Fig. 1A and 1B show a portion of a conventional optical sensor, which is compatible with various formats. Fig. 1A shows the case where light is focused on a thin optical disk, and Fig. 1B represents the case where light is focused on a thick optical disk. In Fig. 1A and 1B, reference character 1 denotes a holographic lens. POS. 2 denotes PR is Etowah stream 4, coming from a not shown light source, experiencing the diffraction by a grating (mesh) structure 11 holographic lens 1, respectively, for education redirecionado light beam 40 zero-order and diffracted light beam 41 of the first order. Nederevyanny light beam 40 zero order is focused by the lens 2 on the surface of the information recording optical disc 3a. Dragirovaniya light beam 41 of the first order is focused by the lens 2 on the surface of the information recording optical disk 3b. Therefore, the optical sensor shown in Fig. 1A and 1B, uses nederevyanny light beam 40 of the first order and dragirovaniya light beam 41 of the first order for recording information on optical discs 3a and 3b respectively different thicknesses or for reading information from the disks.
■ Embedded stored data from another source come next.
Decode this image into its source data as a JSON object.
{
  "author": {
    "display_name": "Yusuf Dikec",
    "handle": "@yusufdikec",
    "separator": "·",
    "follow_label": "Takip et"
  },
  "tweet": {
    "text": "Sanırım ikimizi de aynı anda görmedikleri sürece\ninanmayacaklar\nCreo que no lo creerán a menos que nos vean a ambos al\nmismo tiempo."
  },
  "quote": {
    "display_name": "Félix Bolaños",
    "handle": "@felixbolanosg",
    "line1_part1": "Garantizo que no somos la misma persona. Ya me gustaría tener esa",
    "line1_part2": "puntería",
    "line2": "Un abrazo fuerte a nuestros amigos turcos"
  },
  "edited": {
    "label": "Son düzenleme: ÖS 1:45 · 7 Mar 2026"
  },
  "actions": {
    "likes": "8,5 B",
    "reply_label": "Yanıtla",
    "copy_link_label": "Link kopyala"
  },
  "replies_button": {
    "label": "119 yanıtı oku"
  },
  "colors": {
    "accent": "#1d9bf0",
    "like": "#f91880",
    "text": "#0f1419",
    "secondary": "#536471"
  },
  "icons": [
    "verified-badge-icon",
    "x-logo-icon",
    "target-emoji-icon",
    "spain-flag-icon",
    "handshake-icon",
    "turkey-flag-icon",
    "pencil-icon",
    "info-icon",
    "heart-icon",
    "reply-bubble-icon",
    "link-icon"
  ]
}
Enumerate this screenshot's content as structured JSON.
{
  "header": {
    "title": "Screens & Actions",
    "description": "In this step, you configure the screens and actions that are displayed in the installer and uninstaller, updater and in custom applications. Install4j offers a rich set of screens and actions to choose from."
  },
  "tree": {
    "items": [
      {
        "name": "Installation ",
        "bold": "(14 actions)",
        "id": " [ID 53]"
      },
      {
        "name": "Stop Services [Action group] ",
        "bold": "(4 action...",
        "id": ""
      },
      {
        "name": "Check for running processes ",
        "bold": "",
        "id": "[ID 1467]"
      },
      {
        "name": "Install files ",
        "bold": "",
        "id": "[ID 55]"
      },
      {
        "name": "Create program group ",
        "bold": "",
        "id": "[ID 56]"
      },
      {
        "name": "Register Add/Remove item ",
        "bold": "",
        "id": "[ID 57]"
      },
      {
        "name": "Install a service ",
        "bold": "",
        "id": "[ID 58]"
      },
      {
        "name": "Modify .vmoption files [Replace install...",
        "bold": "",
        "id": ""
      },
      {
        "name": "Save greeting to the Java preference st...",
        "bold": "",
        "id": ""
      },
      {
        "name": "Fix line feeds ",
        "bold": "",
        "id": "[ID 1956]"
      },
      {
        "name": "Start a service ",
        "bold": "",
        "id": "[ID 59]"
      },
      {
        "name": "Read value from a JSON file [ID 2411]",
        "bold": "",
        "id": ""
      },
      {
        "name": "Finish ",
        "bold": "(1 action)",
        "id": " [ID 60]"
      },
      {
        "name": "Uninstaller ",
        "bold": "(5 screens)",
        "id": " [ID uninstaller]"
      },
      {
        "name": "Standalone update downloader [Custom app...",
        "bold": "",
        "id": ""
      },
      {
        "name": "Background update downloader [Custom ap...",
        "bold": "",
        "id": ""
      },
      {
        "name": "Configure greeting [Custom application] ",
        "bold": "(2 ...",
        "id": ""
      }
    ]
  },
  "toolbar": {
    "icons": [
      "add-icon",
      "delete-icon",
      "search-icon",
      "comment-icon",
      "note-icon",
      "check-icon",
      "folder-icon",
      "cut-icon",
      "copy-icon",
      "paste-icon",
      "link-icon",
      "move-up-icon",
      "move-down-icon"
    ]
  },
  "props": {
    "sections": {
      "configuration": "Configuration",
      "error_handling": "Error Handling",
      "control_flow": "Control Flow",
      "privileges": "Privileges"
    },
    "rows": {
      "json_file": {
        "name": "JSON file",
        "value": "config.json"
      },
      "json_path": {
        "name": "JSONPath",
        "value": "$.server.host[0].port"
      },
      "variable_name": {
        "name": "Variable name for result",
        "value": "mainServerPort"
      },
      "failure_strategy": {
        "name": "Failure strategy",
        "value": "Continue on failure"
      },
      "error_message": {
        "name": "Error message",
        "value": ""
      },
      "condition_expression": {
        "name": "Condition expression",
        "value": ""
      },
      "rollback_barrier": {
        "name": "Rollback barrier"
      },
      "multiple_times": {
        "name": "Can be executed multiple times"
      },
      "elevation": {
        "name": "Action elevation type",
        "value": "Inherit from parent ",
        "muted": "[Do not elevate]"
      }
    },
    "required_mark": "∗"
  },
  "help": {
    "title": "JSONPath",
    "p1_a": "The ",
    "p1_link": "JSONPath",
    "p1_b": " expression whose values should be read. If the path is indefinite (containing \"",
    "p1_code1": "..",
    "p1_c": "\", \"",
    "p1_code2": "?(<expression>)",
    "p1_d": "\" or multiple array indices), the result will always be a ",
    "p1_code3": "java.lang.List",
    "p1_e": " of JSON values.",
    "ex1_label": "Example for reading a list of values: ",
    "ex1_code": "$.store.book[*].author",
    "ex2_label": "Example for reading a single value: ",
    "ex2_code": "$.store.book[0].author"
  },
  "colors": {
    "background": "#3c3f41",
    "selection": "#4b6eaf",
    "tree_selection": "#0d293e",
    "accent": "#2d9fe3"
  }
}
Another conventional method is considered in application laid Japan N 07-302437, published on 14 November 1995. Lens discussed in this publication device, the optical head is measured from the center of the lens, the odd-numbered (odd-numbered zones) with a focus coinciding with the surface of the information recording thin optical disk, and even the area (even, in the case of the thin optical disk drive for reading information from a thin optical disk is used, the light beam that has passed through the odd-numbered (odd) lens. However, in the case of a thick optical disk drive for reading information from a thick optical disk uses a light beam that has passed through the even-numbered (even-numbered zones) of the lens.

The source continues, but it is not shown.